The temporary tattoo like patch is thin and flexible and includes chip-based electronics for everyday health monitoring. One of the remarkable technologies incorporated in the patch is that the tiny, twisty wires are folded like origami. If the patch bends, twists or stretches, the wires also simultaneously fold in the direction, aligning with the motion.
Researchers believe that this flexible skin-worn patch could modernise clinical monitoring like EKG and EEG testing without the requirement of large wires, pads or tape. The current health trackers perform somewhat similar functions to that of EKG and EEG monitors, but patients found the patches to be more comfortable.
"We designed this device to monitor human health 24/7, but without interfering with a person's daily activity," Yonggang Huang, the Northwestern University professor who co-led the work with Illinois professor John A. Rogers, said in a statement. "It is as soft as human skin and can move with your body, but at the same time it has many different monitoring functions. ...it is wirelessly powered and can send high-quality data about the human body to a computer, in real time."
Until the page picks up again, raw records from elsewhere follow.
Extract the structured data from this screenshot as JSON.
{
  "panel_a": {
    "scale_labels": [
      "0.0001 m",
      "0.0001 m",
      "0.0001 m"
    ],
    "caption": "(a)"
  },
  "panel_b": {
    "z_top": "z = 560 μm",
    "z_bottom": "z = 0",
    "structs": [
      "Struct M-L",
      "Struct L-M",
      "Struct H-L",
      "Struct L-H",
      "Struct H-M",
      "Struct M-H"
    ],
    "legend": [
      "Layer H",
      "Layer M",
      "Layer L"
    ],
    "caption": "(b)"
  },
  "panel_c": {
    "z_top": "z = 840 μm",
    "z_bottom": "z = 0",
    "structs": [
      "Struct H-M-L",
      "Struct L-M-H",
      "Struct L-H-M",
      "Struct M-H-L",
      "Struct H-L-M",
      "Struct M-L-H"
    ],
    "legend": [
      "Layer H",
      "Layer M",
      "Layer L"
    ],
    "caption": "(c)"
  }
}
Besides updating with health information, skin-mounted devices can also help keep track of fitness activity levels by sending complete and accurate data.
"When you measure motion on a wristwatch type device, your body is not very accurately or reliably coupled to the device," Rogers, a professor of materials science and engineering at the University of Illinois, said. "Relative motion causes a lot of background noise. If you have these skin-mounted devices and an ability to locate them on multiple parts of the body, you can get a much deeper and richer set of information than would be possible with devices that are not well coupled with the skin."
The findings are published in the journal Science.